Ese trayecto coherente ha sido presidido por un cierto hermetismo poético, algo propio de un pintor aficionado a la entropía que cree pintar con delectación para sí mismo[11]y que ha permitido unir un medido empleo de las formas con la presencia de un cierto gesto pictórico, -“sensualidad de la pincelada”, en palabras del artista[12]– habiendo sido capaz, también, de viajar desde un colorido exuberante (recuerdo aún su exposición de Vandrés en 1980), hacia su aparente negación en negros o grises, estos últimos profundísimos.  Ese hermetismo en lo pictórico no le ha impedido referir su creación, en la que siempre parecía subyacer la afasia defendida por Braque para explicar la obra de arte, lo cual no ha obstado para proclamar la existencia de una belleza ética[13], capaz de extender así una cierta eficacia de los signos.   Expresividad que no niega pues la contención desde la autoexigencia y la disciplina en el pintar, elección de un camino de concentrada expansión, reflexión que no esquiva la lírica; atmosférico pero revelado en el detalle[14]; viajero desde el gran formato hacia la obra que se muestra en voz baja; de la reflexión en torno a qué cosa sea lo profundo y la piel que se halla en la superficie; el orden y su opuesto… preguntas reiteradas con delectación por este artista sobre lo que destella en claro y lo profundo oscuro.   Viajero en pos de la totalidad, aun a sabiendas del consabido fracaso que supone concebir una imagen, pensante, mas elevando notas en su pintura que tocan lo irracional, mundo de ideas mas que esquiva lo narrativo, su pintura se ha desarrollado al modo de un numinoso drama pues su lirismo ha tenido siempre algo de malinconia, de reserva.   “Los límites de la razón” (1991), reza uno de los títulos de su pintura, evocador quizás aquella tendencia a la “huida”, que preclaro adivinara Aguirre en los sesenta, y su pintar no ha sido solamente canto sino que pareciere llevado hasta el extremo de los días.  Pues, al cabo, en su frecuente viaje entre el aparecer y el desaparecer, idas y venidas en torno a la creación, emula la reflexión sobre el qué hacemos y cuándo no estaremos y no son pocas las voces críticas que consideran que Teixidor no ha hecho otra cosa que referir con la belleza, tan gastada en su palabra, el fin de los días.

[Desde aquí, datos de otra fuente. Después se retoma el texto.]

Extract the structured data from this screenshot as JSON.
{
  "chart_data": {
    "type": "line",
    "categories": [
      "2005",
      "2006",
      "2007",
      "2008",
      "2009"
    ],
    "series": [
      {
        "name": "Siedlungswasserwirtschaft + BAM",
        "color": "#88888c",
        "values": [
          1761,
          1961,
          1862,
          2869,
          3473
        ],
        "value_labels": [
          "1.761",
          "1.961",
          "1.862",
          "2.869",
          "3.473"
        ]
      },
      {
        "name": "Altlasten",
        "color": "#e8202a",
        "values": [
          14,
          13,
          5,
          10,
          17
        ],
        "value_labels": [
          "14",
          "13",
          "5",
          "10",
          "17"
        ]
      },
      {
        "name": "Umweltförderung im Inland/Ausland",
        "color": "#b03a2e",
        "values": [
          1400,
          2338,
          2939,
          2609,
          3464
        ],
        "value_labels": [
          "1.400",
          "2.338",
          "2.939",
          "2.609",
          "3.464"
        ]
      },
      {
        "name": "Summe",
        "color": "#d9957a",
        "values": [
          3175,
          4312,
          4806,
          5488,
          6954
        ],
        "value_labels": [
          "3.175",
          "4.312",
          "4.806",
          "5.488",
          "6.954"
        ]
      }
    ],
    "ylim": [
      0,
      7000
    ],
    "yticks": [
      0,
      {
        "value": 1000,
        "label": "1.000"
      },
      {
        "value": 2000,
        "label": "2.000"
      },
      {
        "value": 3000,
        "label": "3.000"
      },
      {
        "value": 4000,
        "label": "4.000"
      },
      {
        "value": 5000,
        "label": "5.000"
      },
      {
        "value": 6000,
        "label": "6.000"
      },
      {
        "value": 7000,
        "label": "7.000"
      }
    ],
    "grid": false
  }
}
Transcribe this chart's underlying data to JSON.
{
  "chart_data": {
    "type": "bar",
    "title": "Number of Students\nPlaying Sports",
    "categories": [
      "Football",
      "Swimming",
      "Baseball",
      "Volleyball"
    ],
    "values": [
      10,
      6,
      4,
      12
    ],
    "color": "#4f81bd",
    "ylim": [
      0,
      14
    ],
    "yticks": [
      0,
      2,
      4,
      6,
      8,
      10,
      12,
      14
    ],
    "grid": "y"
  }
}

He referido a veces un texto de Rothko, otro de los artistas referidos como admirado por Teixidor, y creo que esta reflexión podría servir a éste: “Cuando era joven el arte era una práctica solitaria: no había galerías,  ni coleccionistas, ni críticos, ni dinero.  Sin embargo, era una edad de oro, pues no teníamos nada que perder y sí toda una visión que ganar.  Hoy ya no es lo mismo.  Es una época de inmensa abundancia de actividad y de consumo.  No me atrevo a aventurar cuál de las dos circunstancias sea mejor para el arte.  Sin embargo, sí sé que muchos de los que se ven impelidos a este modo de vida buscan desesperadamente bolsas de silencio en que arraigar y crecer.  Todos esperamos que las encuentren”[15].     Es, al cabo, en palabras del artista valenciano, la ya citada elección de un camino[16], senda pictórica de elevación de enigmáticos espacios en los que parece reinar la mudez, pintar silencioso que se revela también en una cierta negación titular de muchas de sus obras, en especial recientes.  Entrada en el silencio[17], introspección y despojamiento que eleva los signos y en donde la música titular parece propender a una cierta amplificación de ese silencio.   Un silencio que, empero, no es exactamente la nada sino, más bien, un energético callar, un único lugar[18]  lleno de preguntas, una tensión de aire utópico pues es frecuente  en su pintura la eterna pregunta sobre la forma y la informa, como sucede en pinturas tal “El sacrificio” (2007), inquiriendo entre lo que se construye e, inevitablemente al hacerse, plantea su deconstrucción[19].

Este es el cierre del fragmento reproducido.